Author: Dr Matthew Morrison
On 27 February 2021, Guy Osborn and I produced an online play reading of Sus by Barrie Keeffe. This was part of the Difference Festival, the annual event that has given Guy and I so many opportunities to share the story of the University’s historic theatre – the Soho Poly – and help us shape its future.
For those who don’t already know, the Soho Poly was the forerunner of today’s Soho Theatre on London’s Dean Street. From 1972-1990 it occupied a tiny basement venue in our Riding House Street site, from where it produced scores of plays. Bob Hoskins, Simon Callow, Caryl Churchill, Ann Mitchell and Hanif Kureishi were just some of those who wrote, acted and directed in the space. But the person most associated with the theatre was the playwright Barrie Keeffe, probably best known for his 1980 film The Long Good Friday.
Keeffe’s play, Sus, was written and produced the year before that, in direct response to the discriminatory “Suspected Persons” stop and search laws of the time. It is a play of extraordinary power and subtlety, exposing casual and corrosive racism within the police force. The shocking murder of George Floyd in 2020 had given the play a new urgency, and we used the opportunity of the reading to work with colleagues from the Law School on a pre-event – an interview with the journalist and academic Professor Gary Younge, which forensically re-examined questions of race and discrimination in the UK today.
Together, these events demonstrated one of the guiding philosophies underpinning all the work that Guy and I are involved in – the conviction that engagement with the past releases new ideas and energy for the future.
This was particularly important when we were deciding what the artistic policy of the “revived” Soho Poly should be. We could, of course, have begun with a blank slate. But, with all options open to us, we would have found ourselves strangely directionless, worrying that our choices were somehow arbitrary. Instead, by looking closely at what the Soho Poly had been, we gave ourselves something specific to work with. We limited our options and focused our thinking. We had something to test, consider and reconsider.
Here’s the most concrete example I can give of that process – The original Soho Poly was famous for lunchtime theatre, plays that took place from 1-2pm, and which you could watch while munching your sandwiches. Part of the reason for this new model was that it would make theatre more democratically accessible. Office workers could pop in on their lunchbreaks. Women – restricted by the expectation that childcare was primarily their responsibility – might find it easier to attend, and work at, a theatre during the day. Lunchtime venues were often in pubs, basement or attics.
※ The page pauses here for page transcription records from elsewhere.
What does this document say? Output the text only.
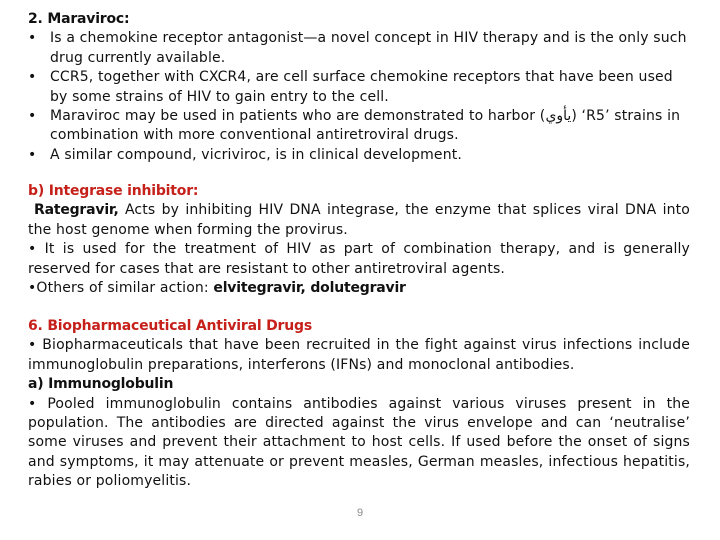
2. Maraviroc:
• Is a chemokine receptor antagonist—a novel concept in HIV therapy and is the only such drug currently available.
• CCR5, together with CXCR4, are cell surface chemokine receptors that have been used by some strains of HIV to gain entry to the cell.
• Maraviroc may be used in patients who are demonstrated to harbor (يأوي) ‘R5’ strains in combination with more conventional antiretroviral drugs.
• A similar compound, vicriviroc, is in clinical development.
b) Integrase inhibitor:
Rategravir, Acts by inhibiting HIV DNA integrase, the enzyme that splices viral DNA into the host genome when forming the provirus.
• It is used for the treatment of HIV as part of combination therapy, and is generally reserved for cases that are resistant to other antiretroviral agents.
•Others of similar action: elvitegravir, dolutegravir
6. Biopharmaceutical Antiviral Drugs
• Biopharmaceuticals that have been recruited in the fight against virus infections include immunoglobulin preparations, interferons (IFNs) and monoclonal antibodies.
a) Immunoglobulin
• Pooled immunoglobulin contains antibodies against various viruses present in the population. The antibodies are directed against the virus envelope and can ‘neutralise’ some viruses and prevent their attachment to host cells. If used before the onset of signs and symptoms, it may attenuate or prevent measles, German measles, infectious hepatitis, rabies or poliomyelitis.
9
Places you didn’t need to dress up for.
These days, lunchtimes don’t really exist. But something about this vision caught our imaginations, and from it, over time, we developed an idea that a new Soho Poly could similarly rethink assumptions around the “proper” time for experiencing the arts. That we could produce events across the working day, and perhaps, eventually, through the night as well. In doing so, we would increase opportunities for people to bring culture into their everyday lives. Rather than accepting that theatre was something that “ought to” happen in evening leisure time, we decided to commit to “Disrupting the Everyday” with arts and culture.
So that’s where we are now. Over the past few years, Guy and I have programmed morning workshops for the local community, midday music gigs, poetry afternoons, and online theatre – after all, the online universe has altogether different rules of time and space.
As we go forward – and there’s a major fundraising effort going on at the moment, as well as our £88,000 award from the National Lottery Heritage Fund for an oral history and schools outreach project – this is the philosophy that will continue to define our work. It comes from the past, but it’s all about the future.
(Thanks, by the way, to everyone who made Sus such a success: Dominika Opyrchal, Bradley Elliott, our co-producer Susan Croft at Unfinished Histories, director Olusola Oyeleye, actors Connor Cunningham, David Chafer and Tats Nyazika, panel guests Ann Mitchell and Roger Allam, and Peter Bonfield.)
Dr Matthew Morrison is a Senior Lecturer and the Course Leader for “Creative Writing and English Literature” and “Creative Writing and English Language”.
Alongside his academic work, he is a practising playwright with a passion for all forms of creative writing. His books and academic publications include “The Soho Theatre, 1968-1981” (STR, 2017), “Key Concepts in Creative Writing” (Palgrave 2010), and “Big Questions: Incredible Adventures in Thinking” (Wizard Books, 2007).
His main research activities lie in the fields of new playwriting, dramaturgy, and the relationship between text and place.
Image: Members of Sus cast and crew, from original 1979 production and this year’s online revival.